Alice got the coffee pot and headed over to where Demarkian was sitting.
“My reporter would wet her pants if you let her have an interview,” the television man was saying. “Especially now. Even with a murder, we’ve just been hanging out around here spinning our wheels.”
“No signs of violence by the forces of the religious right?” Gregor Demarkian asked.
“If you ask me, the forces of the religious right mostly want to get on camera and fulminate,” the television man said. “But nobody listens to me. The network wants coverage of the trial; it thinks we have to be here before anything happens, so here we are. We interviewed that Reverend Frapp the other day. It fell absolutely flat. No snake handling, no drinking poison, and a guy who can quote Seneca in Latin.”
The coffee pot was full. All the coffee pots were kept as full as possible at this time of the morning. Alice put her free hand around the side of it. It was hot, but not so hot she was in danger of being burned. She walked over to the two men and reached for Gregor Demarkian’s still-overturned coffee cup.

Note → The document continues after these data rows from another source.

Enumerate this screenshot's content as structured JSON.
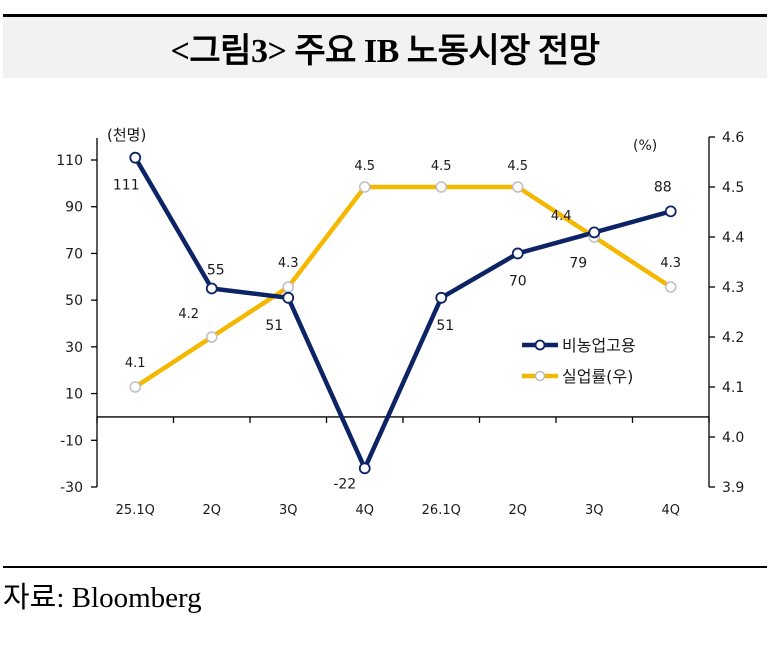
{
  "title": "<그림3> 주요 IB 노동시장 전망",
  "source": "자료: Bloomberg",
  "colors": {
    "employment": "#0c2366",
    "unemployment": "#f5b800",
    "marker_fill": "#ffffff",
    "unemployment_marker_stroke": "#bfbfbf",
    "axis": "#000000"
  },
  "chart_data": {
    "type": "line",
    "title": "주요 IB 노동시장 전망",
    "categories": [
      "25.1Q",
      "2Q",
      "3Q",
      "4Q",
      "26.1Q",
      "2Q",
      "3Q",
      "4Q"
    ],
    "y_left": {
      "unit_label": "(천명)",
      "range": [
        -30,
        110
      ],
      "ticks": [
        110,
        90,
        70,
        50,
        30,
        10,
        -10,
        -30
      ]
    },
    "y_right": {
      "unit_label": "(%)",
      "range": [
        3.9,
        4.6
      ],
      "ticks": [
        "4.6",
        "4.5",
        "4.4",
        "4.3",
        "4.2",
        "4.1",
        "4.0",
        "3.9"
      ]
    },
    "series": [
      {
        "name": "비농업고용",
        "axis": "left",
        "values": [
          111,
          55,
          51,
          -22,
          51,
          70,
          79,
          88
        ],
        "labels": [
          "111",
          "55",
          "51",
          "-22",
          "51",
          "70",
          "79",
          "88"
        ]
      },
      {
        "name": "실업률(우)",
        "axis": "right",
        "values": [
          4.1,
          4.2,
          4.3,
          4.5,
          4.5,
          4.5,
          4.4,
          4.3
        ],
        "labels": [
          "4.1",
          "4.2",
          "4.3",
          "4.5",
          "4.5",
          "4.5",
          "4.4",
          "4.3"
        ]
      }
    ],
    "legend": {
      "placement": "center-right",
      "entries": [
        "비농업고용",
        "실업률(우)"
      ]
    },
    "grid": false
  }
}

The counter was set with coffee cups turned upside down on saucers, and paper placemats with a picture of the American flag on them, and paper napkins with forks and spoons and knives holding them down.
“Can I get you anything?” Alice said.
Gregor Demarkian looked up at her. She hated his eyes. He had eyes like black marbles.
“Are you Mrs. McGuffie?” he asked.
“Yes, of course I’m Mrs. McGuffie,” she said. She knew she sounded rude, but she really didn’t care. She really didn’t. Who were these people, anyway? They didn’t belong here. They’d be gone as soon as this trial was over. The only difference between Gregor Demarkian and the television people was that he’d probably try to pin that murder on a good Christian just to make the Christians in town look bad.